¿Por qué debería usted abandonar las antiguas lámparas calefactoras para baños y optar por calentadores infrarrojos de espejo?
Todos hemos estado en esa situación: salimos de una ducha caliente y entramos en un baño helado. Nos quedamos allí, debajo de esas antiguas lámparas calefactoras, esperando… y esperando. En realidad, esas lámparas intentan calentar todo el aire de la habitación antes de que podamos sentir algo de calor. Es un proceso lento, y, honestamente, ya está obsoleto.
Por eso, todos están pasando a usar calentadores infrarrojos de espejo.
La magia del calor “instantáneo”
Aquí está el secreto: los calentadores infrarrojos no se preocupan por el aire. Utilizan radiación de onda corta, lo que significa que el calor viaja en línea recta hasta impactar con algo. En este caso, ese “algo” somos nosotros. Gracias a su espejo reflectante, el calor no se dispersa hacia el techo, donde se desperdicia. El calor llega directamente a nuestra piel. Basta con encenderlo, y en segundos ya sentimos ese calor en la piel. Es instantáneo. Ya no hay necesidad de temblar mientras nos secamos con una toalla.
Manejo de la humedad
Los baños son entornos difíciles. Hay vapor, salpicaduras y alta humedad por todas partes… En resumen, un verdadero infierno para los dispositivos electrónicos. Por eso, la calidad de fabricación es importante. Un buen calentador de espejo está bien sellado (busque un alto índice IP), para que la humedad no pueda llegar a las partes eléctricas. Si el agua entra en el tubo de cuarzo, todo puede estropearse. Sellos adecuados y vidrio bien sellado mantienen los componentes del dispositivo secos y seguros, así que no tendrá que preocuparse por cortocircuitos mientras se prepara para ir al trabajo.
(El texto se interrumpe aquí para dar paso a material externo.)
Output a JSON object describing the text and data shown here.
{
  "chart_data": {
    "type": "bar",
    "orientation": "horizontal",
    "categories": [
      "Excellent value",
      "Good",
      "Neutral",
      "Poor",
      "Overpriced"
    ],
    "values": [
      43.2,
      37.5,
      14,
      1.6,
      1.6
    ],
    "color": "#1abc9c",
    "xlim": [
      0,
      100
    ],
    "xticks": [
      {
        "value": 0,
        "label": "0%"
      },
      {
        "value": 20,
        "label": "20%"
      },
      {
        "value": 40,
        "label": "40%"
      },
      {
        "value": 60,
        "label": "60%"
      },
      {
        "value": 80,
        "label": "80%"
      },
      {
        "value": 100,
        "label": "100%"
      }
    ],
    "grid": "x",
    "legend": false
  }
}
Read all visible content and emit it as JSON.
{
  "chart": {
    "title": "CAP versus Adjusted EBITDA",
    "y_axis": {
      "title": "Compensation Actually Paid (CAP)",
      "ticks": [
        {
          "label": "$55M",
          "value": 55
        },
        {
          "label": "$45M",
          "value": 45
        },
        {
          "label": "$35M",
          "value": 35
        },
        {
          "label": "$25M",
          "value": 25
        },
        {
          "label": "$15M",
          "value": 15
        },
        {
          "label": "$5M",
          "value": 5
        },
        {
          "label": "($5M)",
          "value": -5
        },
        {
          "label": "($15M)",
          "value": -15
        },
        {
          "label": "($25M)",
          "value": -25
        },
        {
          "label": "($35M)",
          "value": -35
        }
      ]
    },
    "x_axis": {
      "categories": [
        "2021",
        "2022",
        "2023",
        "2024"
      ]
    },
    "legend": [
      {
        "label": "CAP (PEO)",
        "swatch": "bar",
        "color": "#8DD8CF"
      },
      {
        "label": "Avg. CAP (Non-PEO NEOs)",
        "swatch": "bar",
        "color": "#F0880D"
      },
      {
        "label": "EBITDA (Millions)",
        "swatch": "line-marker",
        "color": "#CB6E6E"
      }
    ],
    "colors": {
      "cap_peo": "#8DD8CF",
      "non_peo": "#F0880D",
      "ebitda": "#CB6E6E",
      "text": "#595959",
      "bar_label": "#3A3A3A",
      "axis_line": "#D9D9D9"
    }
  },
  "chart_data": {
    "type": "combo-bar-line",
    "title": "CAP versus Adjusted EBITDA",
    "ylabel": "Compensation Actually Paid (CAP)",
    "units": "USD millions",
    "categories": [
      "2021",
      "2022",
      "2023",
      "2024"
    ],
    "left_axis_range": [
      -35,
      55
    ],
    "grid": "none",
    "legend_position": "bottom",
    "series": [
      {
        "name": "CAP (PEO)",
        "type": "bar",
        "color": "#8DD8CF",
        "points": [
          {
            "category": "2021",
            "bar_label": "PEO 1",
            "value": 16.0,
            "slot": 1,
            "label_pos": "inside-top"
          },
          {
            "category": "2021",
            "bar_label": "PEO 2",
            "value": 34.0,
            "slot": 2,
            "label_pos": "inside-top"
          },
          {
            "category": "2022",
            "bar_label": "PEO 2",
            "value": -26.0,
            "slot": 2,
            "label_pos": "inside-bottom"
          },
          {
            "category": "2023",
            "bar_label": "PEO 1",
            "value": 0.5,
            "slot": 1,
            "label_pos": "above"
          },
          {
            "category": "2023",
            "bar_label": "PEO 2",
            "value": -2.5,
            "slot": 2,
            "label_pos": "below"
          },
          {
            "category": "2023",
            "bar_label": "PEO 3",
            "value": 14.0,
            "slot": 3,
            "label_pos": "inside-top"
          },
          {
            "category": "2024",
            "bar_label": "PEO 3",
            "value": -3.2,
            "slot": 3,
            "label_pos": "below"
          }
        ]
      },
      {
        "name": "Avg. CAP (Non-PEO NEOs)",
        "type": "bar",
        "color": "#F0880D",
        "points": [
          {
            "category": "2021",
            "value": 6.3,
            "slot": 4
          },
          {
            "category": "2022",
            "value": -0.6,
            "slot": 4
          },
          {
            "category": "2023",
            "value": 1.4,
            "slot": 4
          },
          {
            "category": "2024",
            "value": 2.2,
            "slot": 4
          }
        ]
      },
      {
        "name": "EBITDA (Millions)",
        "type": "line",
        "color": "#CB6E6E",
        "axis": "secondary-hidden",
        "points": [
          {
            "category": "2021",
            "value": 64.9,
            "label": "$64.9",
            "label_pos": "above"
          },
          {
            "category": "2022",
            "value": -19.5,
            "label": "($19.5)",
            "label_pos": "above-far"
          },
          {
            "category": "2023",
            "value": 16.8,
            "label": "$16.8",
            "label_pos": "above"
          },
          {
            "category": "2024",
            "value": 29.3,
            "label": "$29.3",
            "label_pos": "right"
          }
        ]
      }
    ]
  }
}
Algunas cosas a tener en cuenta
No todo es magia; hay algunos aspectos prácticos a considerar. Estos dispositivos generan mucha energía en un espacio pequeño. Dado que consumen bastante electricidad para generar ese calor instantáneo, asegúrese de que sus instalaciones eléctricas puedan manejar esa carga. No quiere que su disyuntor se apague cada vez que quiera sentir calor. Además, tenga a mano un paño limpio. Si el espejo se cubre de polvo o residuos de jabón, el calor no podrá reflejarse adecuadamente, y perderá algo de eficiencia. Un simple limpiezo mantendrá el dispositivo funcionando perfectamente.
Instalación
Lo mejor de todo es que reemplazar su antiguo dispositivo suele ser muy sencillo. La mayoría de estos calentadores son compatibles con los sistemas existentes, es decir, se conectan directamente a la instalación eléctrica actual. Y como no se trata de calentar toda la habitación, basta con dejarlos encendidos unos minutos. No es necesario dejarlos encendidos durante veinte minutos solo para combatir el frío. Es más rápido, resulta más cómodo y también ayuda a reducir la factura de electricidad.